Два года в Южной Америке, похоже, подтвердили эту смену мировоззрения. Органическая природа была там более красивой, но и более опасной, чем в Европе. Хотя в «Книге о гусеницах» Мериан рассказала о вреде, который принесло их нашествие в 1679 г., и показала на рисунках дырки, проеденные личинками в листьях, от того труда оставалось впечатление «чистой», «непорочной» природы (если прибегнуть к лабадистской терминологии), вполне пригодной для постоянного присутствия в ней Бога. Напротив, природа Суринама была представлена не только как более грозная по отношению к человеку, которому приходилось выдерживать тараканьи набеги на свою еду и платье и (в отличие от Марии Сибиллы) не прикасаться к некоторым волосатым гусеницам, дабы не испытывать боли в распухших руках, но как более разрушительная по сравнению с Европой и в отношении животного царства в целом[668]

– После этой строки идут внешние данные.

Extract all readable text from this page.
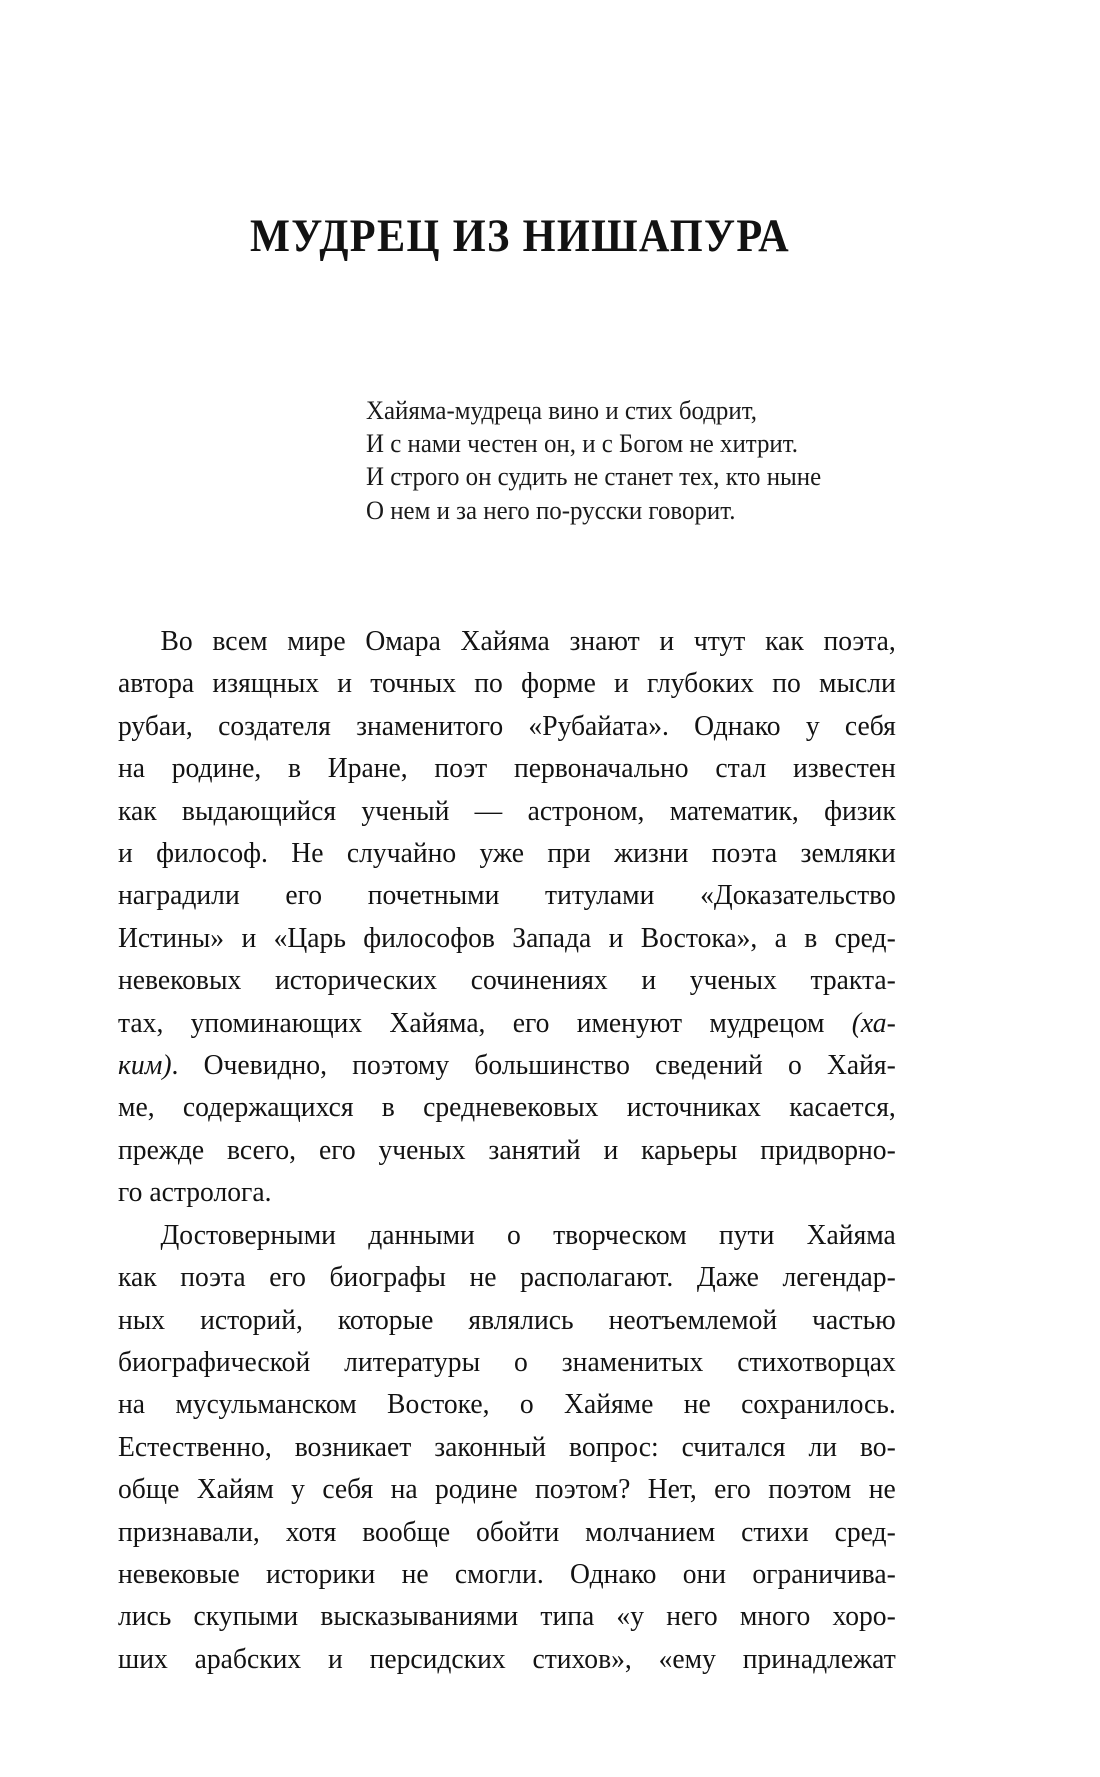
МУДРЕЦ ИЗ НИШАПУРА
Хайяма-мудреца вино и стих бодрит,
И с нами честен он, и с Богом не хитрит.
И строго он судить не станет тех, кто ныне
О нем и за него по-русски говорит.

Во всем мире Омара Хайяма знают и чтут как поэта,
автора изящных и точных по форме и глубоких по мысли
рубаи, создателя знаменитого «Рубайата». Однако у себя
на родине, в Иране, поэт первоначально стал известен
как выдающийся ученый — астроном, математик, физик
и философ. Не случайно уже при жизни поэта земляки
наградили его почетными титулами «Доказательство
Истины» и «Царь философов Запада и Востока», а в сред-
невековых исторических сочинениях и ученых тракта-
тах, упоминающих Хайяма, его именуют мудрецом (ха-
ким). Очевидно, поэтому большинство сведений о Хайя-
ме, содержащихся в средневековых источниках касается,
прежде всего, его ученых занятий и карьеры придворно-
го астролога.

Достоверными данными о творческом пути Хайяма
как поэта его биографы не располагают. Даже легендар-
ных историй, которые являлись неотъемлемой частью
биографической литературы о знаменитых стихотворцах
на мусульманском Востоке, о Хайяме не сохранилось.
Естественно, возникает законный вопрос: считался ли во-
обще Хайям у себя на родине поэтом? Нет, его поэтом не
признавали, хотя вообще обойти молчанием стихи сред-
невековые историки не смогли. Однако они ограничива-
лись скупыми высказываниями типа «у него много хоро-
ших арабских и персидских стихов», «ему принадлежат
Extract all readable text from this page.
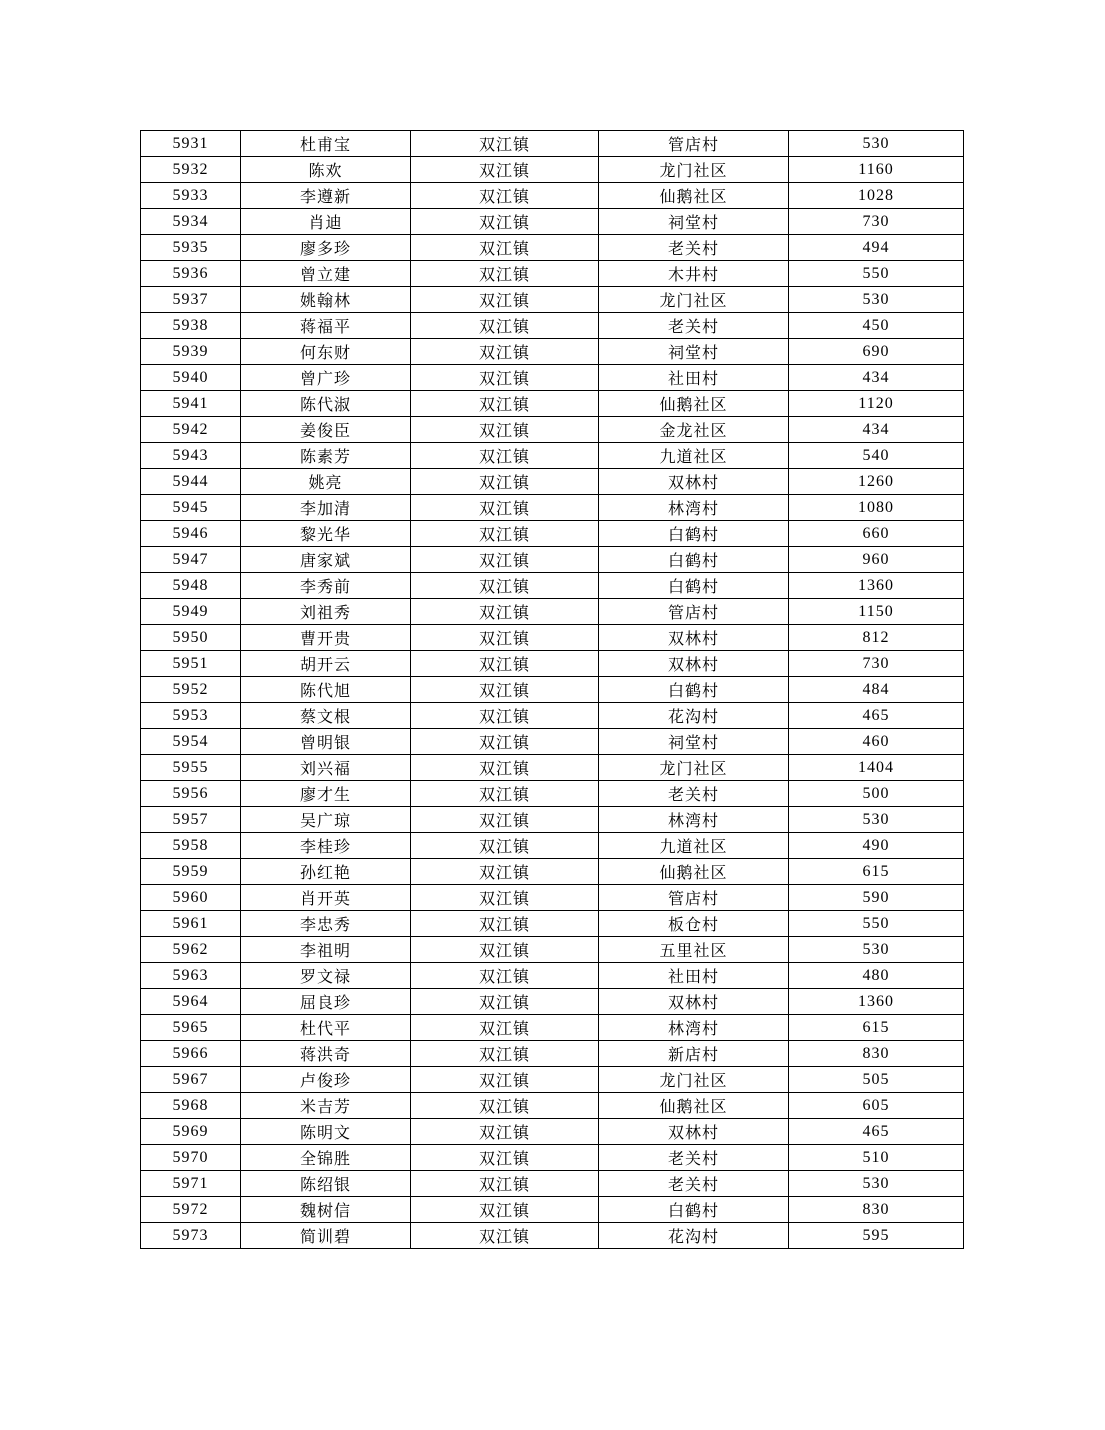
5931	杜甫宝	双江镇	管店村	530
5932	陈欢	双江镇	龙门社区	1160
5933	李遵新	双江镇	仙鹅社区	1028
5934	肖迪	双江镇	祠堂村	730
5935	廖多珍	双江镇	老关村	494
5936	曾立建	双江镇	木井村	550
5937	姚翰林	双江镇	龙门社区	530
5938	蒋福平	双江镇	老关村	450
5939	何东财	双江镇	祠堂村	690
5940	曾广珍	双江镇	社田村	434
5941	陈代淑	双江镇	仙鹅社区	1120
5942	姜俊臣	双江镇	金龙社区	434
5943	陈素芳	双江镇	九道社区	540
5944	姚亮	双江镇	双林村	1260
5945	李加清	双江镇	林湾村	1080
5946	黎光华	双江镇	白鹤村	660
5947	唐家斌	双江镇	白鹤村	960
5948	李秀前	双江镇	白鹤村	1360
5949	刘祖秀	双江镇	管店村	1150
5950	曹开贵	双江镇	双林村	812
5951	胡开云	双江镇	双林村	730
5952	陈代旭	双江镇	白鹤村	484
5953	蔡文根	双江镇	花沟村	465
5954	曾明银	双江镇	祠堂村	460
5955	刘兴福	双江镇	龙门社区	1404
5956	廖才生	双江镇	老关村	500
5957	吴广琼	双江镇	林湾村	530
5958	李桂珍	双江镇	九道社区	490
5959	孙红艳	双江镇	仙鹅社区	615
5960	肖开英	双江镇	管店村	590
5961	李忠秀	双江镇	板仓村	550
5962	李祖明	双江镇	五里社区	530
5963	罗文禄	双江镇	社田村	480
5964	屈良珍	双江镇	双林村	1360
5965	杜代平	双江镇	林湾村	615
5966	蒋洪奇	双江镇	新店村	830
5967	卢俊珍	双江镇	龙门社区	505
5968	米吉芳	双江镇	仙鹅社区	605
5969	陈明文	双江镇	双林村	465
5970	全锦胜	双江镇	老关村	510
5971	陈绍银	双江镇	老关村	530
5972	魏树信	双江镇	白鹤村	830
5973	简训碧	双江镇	花沟村	595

. Устрашающая таблица № 18 с изображением пауков и муравьев не имела себе подобных ни в первом издании «Книги о гусеницах», ни в добавлениях, которые Мериан сделала для последующих. На обглоданной ветке гуайявы ловят добычу, с одной стороны, коричневые паутинные пауки, с другой — огромные черные пауки: эти последние «не плетут длинной паутины, как уверяют нас некоторые путешественники. Они целиком покрыты шерстью и снабжены острыми зубами, которыми наносят глубокие и опасные укусы, одновременно впрыскивая в рану какую-то жидкость. Их привычную пищу и добычу составляют муравьи, которым трудно избежать снующих по дереву хищников. У этих пауков (как и у всех прочих) по восемь глаз: одной парой они смотрят наверх, второй — вниз, третьей — направо и четвертой — налево. Если им не попадается муравьев, они вытаскивают из гнезд небольших птиц и сосут их кровь»[669]. На рисунке черные пауки пожирают не только муравьев, но и колибри (о чем см. ниже).Муравьи тут тоже заняты: они поедают жука и предпринимают ответную атаку на пауков. В текстах Мериан не забыты традиционные «прилежание» и взаимодействие муравьев (они сооружают «живые мосты» и строят подземные гнезда «столь замечательной формы, что можно подумать, будто они созданы рукой человека»), но иногда они творят насилие: «Раз в год они бессчетными массами вырываются из гнезд и наводняют дома. Они перебегают из комнаты в комнату, высасывая кровь из всех живых существ, больших и маленьких. В мгновение ока они поглощают огромного паука, потому что нападают на него целой оравой и он не может спастись. Они проходят таким образом комнату за комнатой, вынуждая к бегству даже людей. Очистив один дом, они перемещаются в следующий, пока наконец не возвратятся в свои гнезда». Мериан описывает также воспроизводство и превращения муравьев, но ее основной рассказ — об их разрушительной силе[670]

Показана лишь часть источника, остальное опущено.